Under the Seas (1907) by Georges Méliès

Under the Seas (Deux Cents Mille Lieues sous les mers ou le Cauchemar du pêcheur) (Note: These are the original English and French titles, respectively, as listed in the earliest available Méliès catalogues. The film is also known as Deux cent mille lieues sous les mers ou le cauchemar d'un pêcheur and as 20,000 Leagues Under the Sea.) is a short silent film made in 1907 by the French director Georges Méliès. The film, a parody of the 1870 novel Twenty Thousand Leagues Under the Seas by Jules Verne, follows a fisherman who dreams of traveling by submarine to the bottom of the ocean, where he encounters both realistic and fanciful sea creatures, including a chorus of naiads.

==Plot==
Yves, (Note: The fisherman's name is Yves in Méliès's French synopsis of the film. For the English-language synopsis in Méliès's American catalogues, the name was spelled Ives.) a fisherman, comes home after a tiring day of fishing and soon falls asleep. The Fairy of the Ocean appears to him in his dream and directs him to a submarine. After being promoted to Lieutenant-in-Command, Yves departs on a submarine expedition.

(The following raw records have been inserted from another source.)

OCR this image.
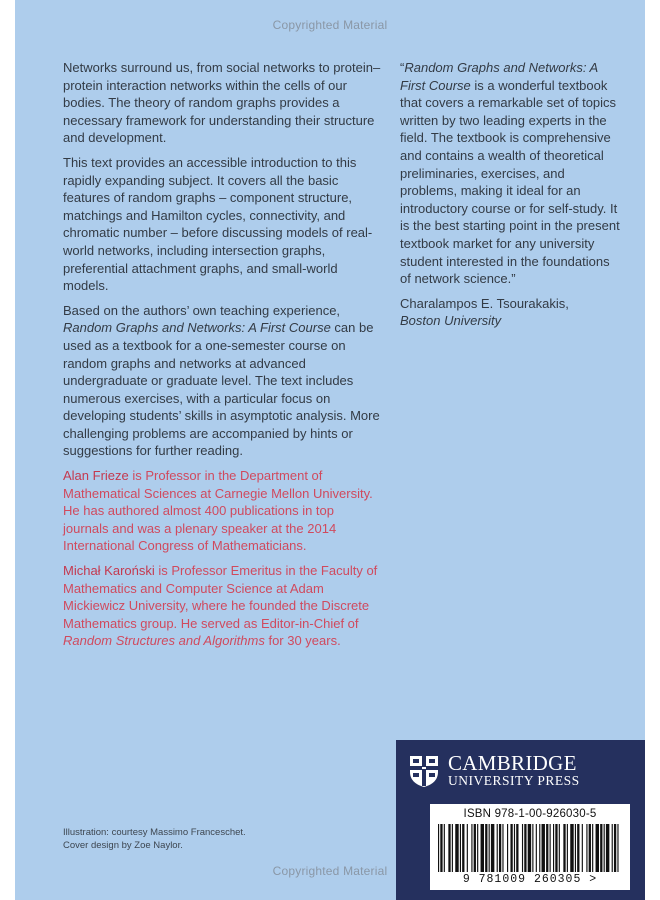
Copyrighted Material

Networks surround us, from social networks to protein–protein interaction networks within the cells of our bodies. The theory of random graphs provides a necessary framework for understanding their structure and development.

This text provides an accessible introduction to this rapidly expanding subject. It covers all the basic features of random graphs – component structure, matchings and Hamilton cycles, connectivity, and chromatic number – before discussing models of real-world networks, including intersection graphs, preferential attachment graphs, and small-world models.

Based on the authors’ own teaching experience, Random Graphs and Networks: A First Course can be used as a textbook for a one-semester course on random graphs and networks at advanced undergraduate or graduate level. The text includes numerous exercises, with a particular focus on developing students’ skills in asymptotic analysis. More challenging problems are accompanied by hints or suggestions for further reading.

Alan Frieze is Professor in the Department of Mathematical Sciences at Carnegie Mellon University. He has authored almost 400 publications in top journals and was a plenary speaker at the 2014 International Congress of Mathematicians.

Michał Karoński is Professor Emeritus in the Faculty of Mathematics and Computer Science at Adam Mickiewicz University, where he founded the Discrete Mathematics group. He served as Editor-in-Chief of Random Structures and Algorithms for 30 years.

“Random Graphs and Networks: A First Course is a wonderful textbook that covers a remarkable set of topics written by two leading experts in the field. The textbook is comprehensive and contains a wealth of theoretical preliminaries, exercises, and problems, making it ideal for an introductory course or for self-study. It is the best starting point in the present textbook market for any university student interested in the foundations of network science.”

Charalampos E. Tsourakakis,
Boston University

Illustration: courtesy Massimo Franceschet.
Cover design by Zoe Naylor.
Copyrighted Material
CAMBRIDGE
UNIVERSITY PRESS
ISBN 978-1-00-926030-5
9 781009 260305 >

A panorama of undersea views follows, including shipwrecks, underwater grottoes, huge shellfish, Nereids (sea nymphs), sea monsters, starfish, mermaids, and a ballet of naiads. The ballet is interrupted by Yves, whose inexperience with submarines leads him to run his craft aground on a rock. Yves leaves the wrecked submarine and chases after the departing naiads, but is attacked by huge fish and crabs. He escapes and travels past further underwater marvels, including underwater caves, anemones, corals, giant seahorses, and an octopus that attacks him. However, in vengeance for all the fish Yves has caught in his career, the goddesses of the sea trap the fisherman in a net and let him fall into a gigantic hollow sponge, from which he struggles to escape.

Waking up from the dream, Yves realizes that he has fallen from his bed into his bathtub, and is entangled in his own fishing net. His neighbors and friends free him from the confusion, and he treats them all to drinks at the nearest café. (Note: Since only a fragment of the film survives, this plot summary is based on the synopsis offered in Méliès's American catalogue.)

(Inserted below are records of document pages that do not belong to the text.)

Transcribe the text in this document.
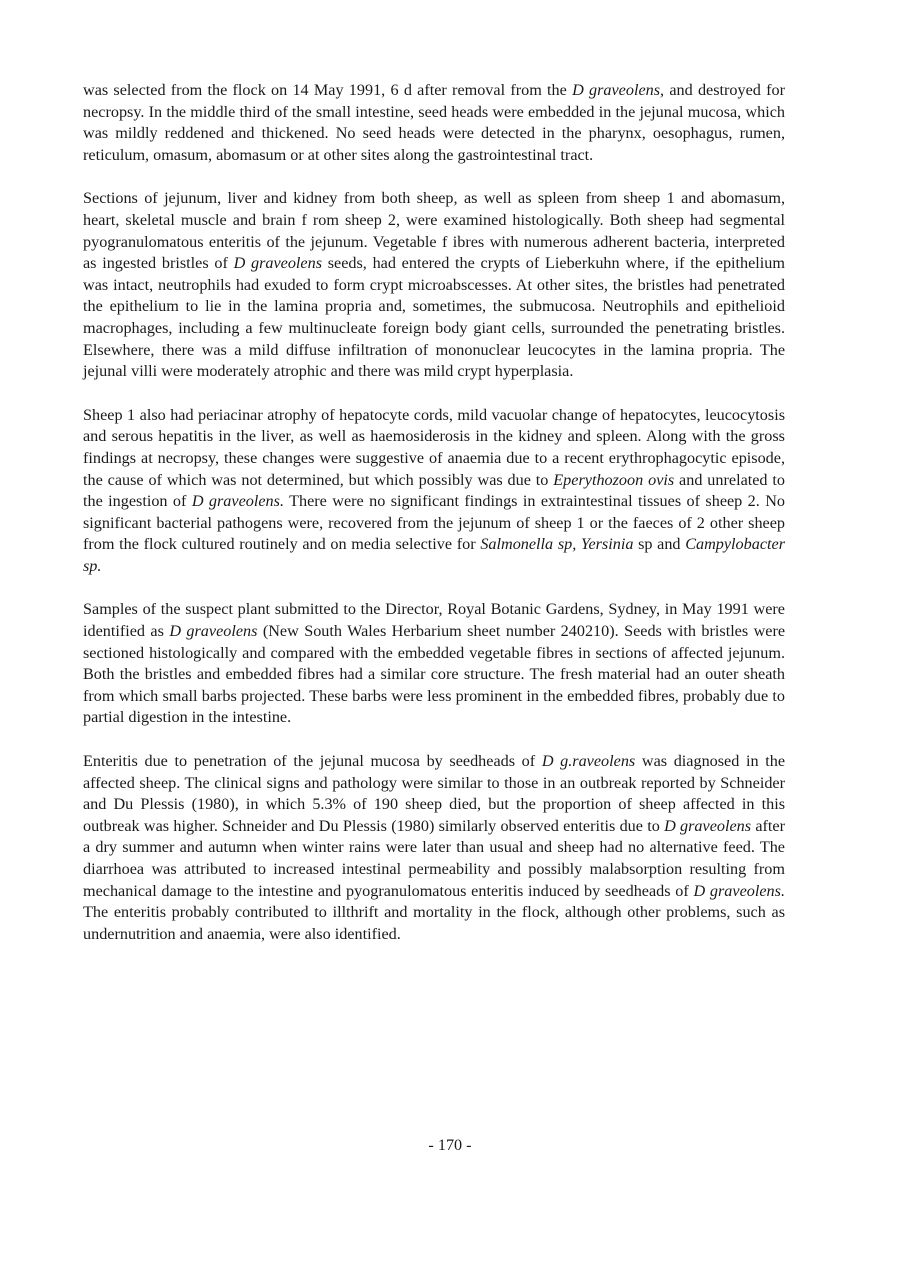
was selected from the flock on 14 May 1991, 6 d after removal from the D graveolens, and destroyed for necropsy. In the middle third of the small intestine, seed heads were embedded in the jejunal mucosa, which was mildly reddened and thickened. No seed heads were detected in the pharynx, oesophagus, rumen, reticulum, omasum, abomasum or at other sites along the gastrointestinal tract.

Sections of jejunum, liver and kidney from both sheep, as well as spleen from sheep 1 and abomasum, heart, skeletal muscle and brain f rom sheep 2, were examined histologically. Both sheep had segmental pyogranulomatous enteritis of the jejunum. Vegetable f ibres with numerous adherent bacteria, interpreted as ingested bristles of D graveolens seeds, had entered the crypts of Lieberkuhn where, if the epithelium was intact, neutrophils had exuded to form crypt microabscesses. At other sites, the bristles had penetrated the epithelium to lie in the lamina propria and, sometimes, the submucosa. Neutrophils and epithelioid macrophages, including a few multinucleate foreign body giant cells, surrounded the penetrating bristles. Elsewhere, there was a mild diffuse infiltration of mononuclear leucocytes in the lamina propria. The jejunal villi were moderately atrophic and there was mild crypt hyperplasia.

Sheep 1 also had periacinar atrophy of hepatocyte cords, mild vacuolar change of hepatocytes, leucocytosis and serous hepatitis in the liver, as well as haemosiderosis in the kidney and spleen. Along with the gross findings at necropsy, these changes were suggestive of anaemia due to a recent erythrophagocytic episode, the cause of which was not determined, but which possibly was due to Eperythozoon ovis and unrelated to the ingestion of D graveolens. There were no significant findings in extraintestinal tissues of sheep 2. No significant bacterial pathogens were, recovered from the jejunum of sheep 1 or the faeces of 2 other sheep from the flock cultured routinely and on media selective for Salmonella sp, Yersinia sp and Campylobacter sp.

Samples of the suspect plant submitted to the Director, Royal Botanic Gardens, Sydney, in May 1991 were identified as D graveolens (New South Wales Herbarium sheet number 240210). Seeds with bristles were sectioned histologically and compared with the embedded vegetable fibres in sections of affected jejunum. Both the bristles and embedded fibres had a similar core structure. The fresh material had an outer sheath from which small barbs projected. These barbs were less prominent in the embedded fibres, probably due to partial digestion in the intestine.

Enteritis due to penetration of the jejunal mucosa by seedheads of D g.raveolens was diagnosed in the affected sheep. The clinical signs and pathology were similar to those in an outbreak reported by Schneider and Du Plessis (1980), in which 5.3% of 190 sheep died, but the proportion of sheep affected in this outbreak was higher. Schneider and Du Plessis (1980) similarly observed enteritis due to D graveolens after a dry summer and autumn when winter rains were later than usual and sheep had no alternative feed. The diarrhoea was attributed to increased intestinal permeability and possibly malabsorption resulting from mechanical damage to the intestine and pyogranulomatous enteritis induced by seedheads of D graveolens. The enteritis probably contributed to illthrift and mortality in the flock, although other problems, such as undernutrition and anaemia, were also identified.

- 170 -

==Production and release==
The actor Manuel, who had appeared in Méliès's 1906 drama A Desperate Crime and who would go on to direct some films for Méliès's studio in 1908, plays Yves the fisherman; the chorus of naiads is played by dancers from the Théâtre du Châtelet. The ballet in the film was choreographed by Madame Stitchel, the director of the Châtelet corps de ballet; Stitchel also choreographed dances for other Méliès films, including The Chimney Sweep. Méliès's design for the film includes cut-out sea animals patterned after Alphonse de Neuville's illustrations for Verne's novel.

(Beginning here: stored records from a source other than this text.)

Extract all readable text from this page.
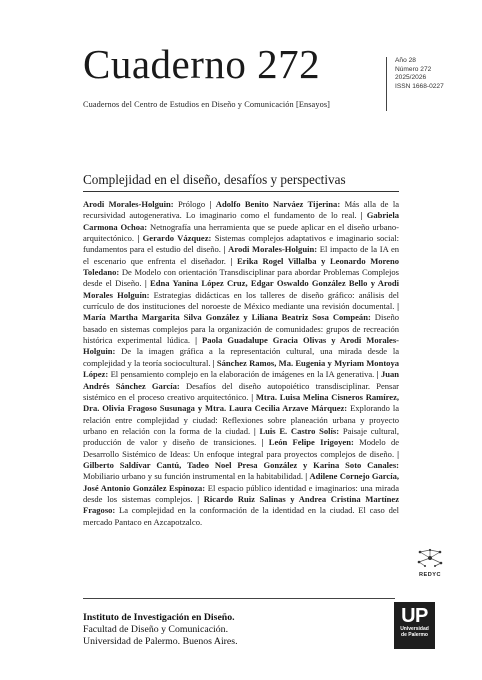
Cuaderno 272
Cuadernos del Centro de Estudios en Diseño y Comunicación [Ensayos]
Año 28
Número 272
2025/2026
ISSN 1668-0227
Complejidad en el diseño, desafíos y perspectivas
Arodi Morales-Holguin: Prólogo | Adolfo Benito Narváez Tijerina: Más alla de la recursividad autogenerativa. Lo imaginario como el fundamento de lo real. | Gabriela Carmona Ochoa: Netnografía una herramienta que se puede aplicar en el diseño urbano-arquitectónico. | Gerardo Vázquez: Sistemas complejos adaptativos e imaginario social: fundamentos para el estudio del diseño. | Arodi Morales-Holguin: El impacto de la IA en el escenario que enfrenta el diseñador. | Erika Rogel Villalba y Leonardo Moreno Toledano: De Modelo con orientación Transdisciplinar para abordar Problemas Complejos desde el Diseño. | Edna Yanina López Cruz, Edgar Oswaldo González Bello y Arodi Morales Holguín: Estrategias didácticas en los talleres de diseño gráfico: análisis del currículo de dos instituciones del noroeste de México mediante una revisión documental. | María Martha Margarita Silva González y Liliana Beatriz Sosa Compeán: Diseño basado en sistemas complejos para la organización de comunidades: grupos de recreación histórica experimental lúdica. | Paola Guadalupe Gracia Olivas y Arodi Morales-Holguin: De la imagen gráfica a la representación cultural, una mirada desde la complejidad y la teoría sociocultural. | Sánchez Ramos, Ma. Eugenia y Myriam Montoya López: El pensamiento complejo en la elaboración de imágenes en la IA generativa. | Juan Andrés Sánchez García: Desafíos del diseño autopoiético transdisciplinar. Pensar sistémico en el proceso creativo arquitectónico. | Mtra. Luisa Melina Cisneros Ramírez, Dra. Olivia Fragoso Susunaga y Mtra. Laura Cecilia Arzave Márquez: Explorando la relación entre complejidad y ciudad: Reflexiones sobre planeación urbana y proyecto urbano en relación con la forma de la ciudad. | Luis E. Castro Solís: Paisaje cultural, producción de valor y diseño de transiciones. | León Felipe Irigoyen: Modelo de Desarrollo Sistémico de Ideas: Un enfoque integral para proyectos complejos de diseño. | Gilberto Saldívar Cantú, Tadeo Noel Presa González y Karina Soto Canales: Mobiliario urbano y su función instrumental en la habitabilidad. | Adilene Cornejo García, José Antonio González Espinoza: El espacio público identidad e imaginarios: una mirada desde los sistemas complejos. | Ricardo Ruiz Salinas y Andrea Cristina Martínez Fragoso: La complejidad en la conformación de la identidad en la ciudad. El caso del mercado Pantaco en Azcapotzalco.
REDYC
Instituto de Investigación en Diseño.
Facultad de Diseño y Comunicación.
Universidad de Palermo. Buenos Aires.
UP
Universidad
de Palermo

It was released by Méliès's Star Film Company and is numbered 912–924 in its catalogues, where it was advertised as a grande féerie fantaisiste en 30 tableaux. Like at least 4% of Méliès's entire output, some prints of the film were hand-tinted frame by frame by female factory workers and sold at a higher price.

The film survives as an incomplete fragment; some scenes are presumed lost.